Hyperandrogenism in females (more appropriately referred to as differences of sexual development, or DSD) includes conditions where females produce unusually high levels of the male sex hormone testosterone, which may unfairly enhance performance in athletic competition because it contributes to greater muscle mass and higher haemoglobin (and therefore red blood cell) counts.

Semenya won gold medals in both the 800m and 1,500m distances at the recent Commonwealth Games on Australia’s Gold Coast, and set a new national record in the 1,500m, of 4:00.71. She also won gold at the 2016 Olympics in the 800m‚ as well as gold in the 800m and bronze in the 1500m at last year’s world championships in London. Her critics contend that she enjoys an unfair advantage due to her DSD. 

The IAAF’s handling of a similar case in 2015 involving Indian sprinter Dutee Chand led to the Court of Arbitration for Sport banning gender testing for two years, which meant that Semenya no longer had to take testosterone-lowering medication. The CAS also suggested the IAAF commission new studies on the subject, which it did; the results of these studies were published in the British Journal of Sports Medicine last year and form the basis for the new guidelines, which the IAAF claims are bulletproof. 

Semenya’s supporters point out that the studies included the hammer throw and pole vault as sports in which elevated testosterone is likely to produce a competitive advantage, but the IAAF chose to focus only on the track events. The fact that the ruling does not extend to throwers or jumpers or to sprint distances under 400m, has enraged South Africa’s minister of sport, Tokozile Xasa, who claims that the new rules are clearly meant to target Semenya and are racist, sexist, and homophobic, and Xasa vows to fight it. And she disputes the IAAF’s position that the rule is designed to create a “level playing field” and is based on reliable science.

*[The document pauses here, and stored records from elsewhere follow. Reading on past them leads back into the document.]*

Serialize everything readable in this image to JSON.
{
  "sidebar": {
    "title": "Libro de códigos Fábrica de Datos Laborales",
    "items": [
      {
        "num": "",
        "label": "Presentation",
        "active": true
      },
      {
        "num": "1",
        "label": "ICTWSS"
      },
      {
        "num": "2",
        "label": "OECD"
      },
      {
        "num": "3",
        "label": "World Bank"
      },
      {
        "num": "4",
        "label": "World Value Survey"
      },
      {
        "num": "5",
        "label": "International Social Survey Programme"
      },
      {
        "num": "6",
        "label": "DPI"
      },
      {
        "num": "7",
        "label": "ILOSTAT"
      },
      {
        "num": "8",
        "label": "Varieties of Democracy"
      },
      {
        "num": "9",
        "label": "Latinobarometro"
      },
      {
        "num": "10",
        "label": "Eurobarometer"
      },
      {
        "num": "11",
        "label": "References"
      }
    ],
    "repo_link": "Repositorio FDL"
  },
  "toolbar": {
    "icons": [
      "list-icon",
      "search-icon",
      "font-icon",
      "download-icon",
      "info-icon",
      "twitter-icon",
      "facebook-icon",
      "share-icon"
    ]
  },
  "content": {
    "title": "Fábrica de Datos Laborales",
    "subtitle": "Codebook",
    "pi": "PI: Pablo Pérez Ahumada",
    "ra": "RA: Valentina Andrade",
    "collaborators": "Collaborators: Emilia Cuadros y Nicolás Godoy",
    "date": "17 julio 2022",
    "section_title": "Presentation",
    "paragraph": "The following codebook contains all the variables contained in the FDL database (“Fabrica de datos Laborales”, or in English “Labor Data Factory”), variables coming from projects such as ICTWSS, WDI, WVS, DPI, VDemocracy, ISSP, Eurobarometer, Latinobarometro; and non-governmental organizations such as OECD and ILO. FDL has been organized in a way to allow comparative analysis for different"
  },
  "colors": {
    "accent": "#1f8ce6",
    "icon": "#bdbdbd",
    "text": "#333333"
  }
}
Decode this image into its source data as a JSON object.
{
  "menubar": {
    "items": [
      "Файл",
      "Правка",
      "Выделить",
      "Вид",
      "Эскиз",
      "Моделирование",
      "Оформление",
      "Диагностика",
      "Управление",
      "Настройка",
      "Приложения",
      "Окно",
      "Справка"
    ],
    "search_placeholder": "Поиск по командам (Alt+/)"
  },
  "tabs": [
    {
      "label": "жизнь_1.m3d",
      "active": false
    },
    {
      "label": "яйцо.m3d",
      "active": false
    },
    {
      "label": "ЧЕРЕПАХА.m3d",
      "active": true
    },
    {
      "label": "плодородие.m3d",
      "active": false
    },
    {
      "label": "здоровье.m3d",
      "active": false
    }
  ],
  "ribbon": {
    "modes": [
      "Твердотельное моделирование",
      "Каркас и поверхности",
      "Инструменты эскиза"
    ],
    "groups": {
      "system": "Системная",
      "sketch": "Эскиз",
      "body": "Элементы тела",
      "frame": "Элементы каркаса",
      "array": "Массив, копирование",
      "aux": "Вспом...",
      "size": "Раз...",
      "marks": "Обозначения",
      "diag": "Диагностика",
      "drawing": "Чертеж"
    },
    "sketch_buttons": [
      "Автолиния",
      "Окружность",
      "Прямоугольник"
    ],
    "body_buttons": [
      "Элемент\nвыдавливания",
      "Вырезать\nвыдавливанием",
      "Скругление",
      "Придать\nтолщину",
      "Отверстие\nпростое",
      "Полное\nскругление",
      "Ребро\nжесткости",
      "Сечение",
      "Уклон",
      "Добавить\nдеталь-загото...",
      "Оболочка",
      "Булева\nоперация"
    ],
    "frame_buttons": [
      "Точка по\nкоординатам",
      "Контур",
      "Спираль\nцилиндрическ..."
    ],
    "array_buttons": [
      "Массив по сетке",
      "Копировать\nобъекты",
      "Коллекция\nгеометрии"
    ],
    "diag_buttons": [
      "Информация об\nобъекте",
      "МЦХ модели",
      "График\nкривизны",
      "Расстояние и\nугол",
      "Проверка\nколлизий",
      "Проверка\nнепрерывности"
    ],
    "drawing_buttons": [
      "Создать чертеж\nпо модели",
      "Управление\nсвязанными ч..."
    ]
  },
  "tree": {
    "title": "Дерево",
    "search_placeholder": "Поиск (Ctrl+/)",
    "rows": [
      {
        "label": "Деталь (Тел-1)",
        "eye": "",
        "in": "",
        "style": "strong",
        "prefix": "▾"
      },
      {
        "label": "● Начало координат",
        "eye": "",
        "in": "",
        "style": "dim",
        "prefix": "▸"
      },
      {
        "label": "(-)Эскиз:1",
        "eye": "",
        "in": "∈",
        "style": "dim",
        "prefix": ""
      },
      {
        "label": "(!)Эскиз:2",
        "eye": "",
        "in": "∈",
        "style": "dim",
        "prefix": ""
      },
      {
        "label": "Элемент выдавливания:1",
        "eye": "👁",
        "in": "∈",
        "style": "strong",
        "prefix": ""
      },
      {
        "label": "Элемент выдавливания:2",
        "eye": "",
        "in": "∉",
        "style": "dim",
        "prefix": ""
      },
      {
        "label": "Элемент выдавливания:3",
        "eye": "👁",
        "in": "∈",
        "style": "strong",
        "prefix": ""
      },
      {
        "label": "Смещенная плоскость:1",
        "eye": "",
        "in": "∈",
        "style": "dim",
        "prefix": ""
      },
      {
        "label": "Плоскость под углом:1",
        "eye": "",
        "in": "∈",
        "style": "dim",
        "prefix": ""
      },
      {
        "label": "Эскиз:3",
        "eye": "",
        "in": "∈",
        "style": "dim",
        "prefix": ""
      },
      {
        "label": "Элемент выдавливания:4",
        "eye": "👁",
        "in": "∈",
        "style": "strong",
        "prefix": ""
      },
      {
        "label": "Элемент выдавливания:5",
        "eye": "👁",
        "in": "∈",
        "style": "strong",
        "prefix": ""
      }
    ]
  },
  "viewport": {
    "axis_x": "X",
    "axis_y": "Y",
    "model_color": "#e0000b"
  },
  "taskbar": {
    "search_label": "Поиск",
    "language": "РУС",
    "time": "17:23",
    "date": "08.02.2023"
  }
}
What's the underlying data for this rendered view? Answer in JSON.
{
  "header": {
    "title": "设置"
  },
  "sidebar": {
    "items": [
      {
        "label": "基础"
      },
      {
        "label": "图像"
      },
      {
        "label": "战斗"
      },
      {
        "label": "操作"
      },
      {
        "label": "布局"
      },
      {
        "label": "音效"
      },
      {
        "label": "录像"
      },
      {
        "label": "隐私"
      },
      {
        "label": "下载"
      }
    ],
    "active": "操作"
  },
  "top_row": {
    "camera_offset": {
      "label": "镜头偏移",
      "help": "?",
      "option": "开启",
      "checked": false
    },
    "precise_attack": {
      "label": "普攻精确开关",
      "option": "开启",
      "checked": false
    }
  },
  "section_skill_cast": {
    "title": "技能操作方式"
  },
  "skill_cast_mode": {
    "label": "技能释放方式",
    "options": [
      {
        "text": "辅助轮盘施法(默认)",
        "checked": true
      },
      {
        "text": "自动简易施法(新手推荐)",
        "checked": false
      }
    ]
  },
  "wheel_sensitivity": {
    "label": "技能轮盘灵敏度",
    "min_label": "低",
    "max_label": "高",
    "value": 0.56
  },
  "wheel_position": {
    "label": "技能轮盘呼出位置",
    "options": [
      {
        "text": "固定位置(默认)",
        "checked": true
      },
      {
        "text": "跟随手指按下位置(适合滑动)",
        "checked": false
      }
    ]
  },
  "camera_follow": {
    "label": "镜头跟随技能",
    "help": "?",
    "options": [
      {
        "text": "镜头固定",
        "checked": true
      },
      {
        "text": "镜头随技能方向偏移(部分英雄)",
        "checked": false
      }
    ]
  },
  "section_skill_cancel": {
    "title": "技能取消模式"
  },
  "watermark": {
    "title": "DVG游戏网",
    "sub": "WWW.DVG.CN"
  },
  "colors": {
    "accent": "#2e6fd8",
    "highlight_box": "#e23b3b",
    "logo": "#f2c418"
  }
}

In today’s Guardian, columnist Andy Bull predicts an endless loop of challenges between the IAAF and the CAS, because of the IAAF’s obsession with testosterone as the only reliable source of distinction between males and females (which has been disputed). 

The only thing that’s certain is that Caster Semenya, who is still only 27, will continue to be the subject of speculation and dispute for some time to come.